En Las Colinas hay 200 casas.
Las casas de este sector aún conservan la arquitectura tradicional que trajo la colonización antioqueña y que destaca por las construcciones en forma rectangular y en ele, levantadas con tejas, bahareque —guadua y esterilla o en su momento agua, tierra y estiércol— y madera.
Son amplias y frescas casonas de 5 o 6 cuartos, techos altos, corredores, balcones, zócalos, chambranas, pasillos con barandas interiores de madera y grandes salones. Hay algunas casas de dos niveles, sin embargo, en su mayoría son de uno solo.
Todas insisten y repiten la costumbre del patio interno, un paréntesis, pequeña victoria de la naturaleza en medio de las paredes. Alrededor del patio, se construyen y disponen los otros espacios de las casas. Las fachadas suelen ser blancas con ventanas y puertas coloridas de diversos amarillos, verdes, azules, cafés y rojos; las adornan en muchos casos con buganvilias y plantas florecidas.
Las Colinas es el barrio más grande del pueblo, lo conforman 200 casas. Abarca la carrera primera, tercera, cuarta y quinta de Salento.

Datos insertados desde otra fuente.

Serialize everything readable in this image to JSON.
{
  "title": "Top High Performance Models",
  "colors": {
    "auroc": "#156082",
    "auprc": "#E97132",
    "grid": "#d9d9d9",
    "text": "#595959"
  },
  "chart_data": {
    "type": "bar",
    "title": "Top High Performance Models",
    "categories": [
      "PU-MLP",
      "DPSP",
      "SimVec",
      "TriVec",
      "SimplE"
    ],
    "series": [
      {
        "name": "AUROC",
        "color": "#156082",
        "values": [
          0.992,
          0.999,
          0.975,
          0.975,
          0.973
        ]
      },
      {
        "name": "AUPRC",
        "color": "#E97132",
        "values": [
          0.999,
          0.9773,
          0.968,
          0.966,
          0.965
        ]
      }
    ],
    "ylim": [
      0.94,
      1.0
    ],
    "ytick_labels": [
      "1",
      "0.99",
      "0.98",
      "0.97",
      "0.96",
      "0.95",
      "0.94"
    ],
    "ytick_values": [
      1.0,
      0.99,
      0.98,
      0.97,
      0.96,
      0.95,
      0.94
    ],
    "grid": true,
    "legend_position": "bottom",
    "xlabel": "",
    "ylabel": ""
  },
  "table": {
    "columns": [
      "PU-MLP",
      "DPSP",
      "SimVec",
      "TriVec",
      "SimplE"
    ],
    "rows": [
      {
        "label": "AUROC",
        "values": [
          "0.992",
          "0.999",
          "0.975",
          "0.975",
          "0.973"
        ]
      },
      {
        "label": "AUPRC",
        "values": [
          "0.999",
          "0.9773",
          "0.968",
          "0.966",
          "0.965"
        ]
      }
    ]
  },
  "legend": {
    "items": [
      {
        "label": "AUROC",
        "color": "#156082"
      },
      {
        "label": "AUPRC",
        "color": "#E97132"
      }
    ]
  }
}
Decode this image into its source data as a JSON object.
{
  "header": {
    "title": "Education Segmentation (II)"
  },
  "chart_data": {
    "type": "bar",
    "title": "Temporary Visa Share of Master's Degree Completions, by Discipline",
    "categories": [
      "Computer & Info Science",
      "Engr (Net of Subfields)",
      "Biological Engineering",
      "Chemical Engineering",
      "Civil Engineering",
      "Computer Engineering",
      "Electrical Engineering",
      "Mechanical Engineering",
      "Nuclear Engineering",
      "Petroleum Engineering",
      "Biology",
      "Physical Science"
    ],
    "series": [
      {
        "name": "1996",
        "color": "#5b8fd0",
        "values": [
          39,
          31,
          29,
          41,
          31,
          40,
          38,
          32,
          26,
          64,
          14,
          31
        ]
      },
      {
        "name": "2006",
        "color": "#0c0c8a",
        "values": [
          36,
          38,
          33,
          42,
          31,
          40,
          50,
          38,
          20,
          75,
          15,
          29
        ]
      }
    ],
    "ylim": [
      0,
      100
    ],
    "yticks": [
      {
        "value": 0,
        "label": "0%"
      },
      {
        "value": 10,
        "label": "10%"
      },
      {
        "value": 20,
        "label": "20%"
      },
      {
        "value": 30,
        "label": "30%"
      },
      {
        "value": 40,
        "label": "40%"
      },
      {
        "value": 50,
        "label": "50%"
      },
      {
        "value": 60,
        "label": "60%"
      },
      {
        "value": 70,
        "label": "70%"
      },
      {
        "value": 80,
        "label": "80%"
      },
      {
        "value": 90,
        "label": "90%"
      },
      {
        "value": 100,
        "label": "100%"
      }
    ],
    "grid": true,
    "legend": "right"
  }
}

Limita con los barrios Fundadores y Obrero, desde allí se extiende hasta la zona del mirador. Llevan en pie más de 130 años, la parte más antigua del pueblo.
“Esta parte estaba llena de barrancos, en ese entonces empezaron a sacarlos y construir, por eso también el nombre. La carrera cuarta es la más conservada del municipio, mantiene el patrimonio del pueblo. Nosotros cuidamos la arquitectura, por aquí no hay problemas de ningún tipo, todo es muy tranquilo”, dijo César Alberto Toro Estrada, originario de Salento, habitante del barrio, “todero”, historiador y músico.
Sus calles aún gozan de tranquilidad. Se mantienen al margen de la concurrencia de los turistas que llegan al pueblo en búsqueda de verde y montaña y configuran el ritmo de la vida en Salento.
Las Colinas está muy cerca del centro, se encuentra a 2 cuadras del parque principal del pueblo, sin embargo, no es un barrio comercial lo que lo convierte en el camino —un lugar de paso de los visitantes que hacen fotografías de las casas— mas no en su destino. Allí hay lugar para algunos hoteles y la cancha de tejo Los Amigos, sitio tradicional.
En Las Colinas todos se conocen porque llevan toda la vida allí y en su mayoría, los vecinos actuales son herederos de familias que desde que el barrio se empezó a construir, habitaron el sector, por eso, se mantiene la riqueza patrimonial que se resiste al pasar del tiempo y a la llegada de extranjeros que no dudan en ofrecer una que otra vez $200 millones por casas que ya ascienden a $1.200 millones.
Para serenatas de balcón, de sala o callejeras, también por esta zona, desde hace 24 años se gestó Armonía Salentina, una agrupación de 5 personas que representan su territorio e interpretan música del recuerdo, canciones viejas, boleros, tangos, pasillos y baladas. Han tocado para las fiestas del pueblo, en Ibagué, Cajamarca, Manizales y otros lugares a los que intentan llevar su amor por el pueblo y su pasión por los sonidos antiguos. En Salento la arquitectura y la música son testigos del fluir de la vida.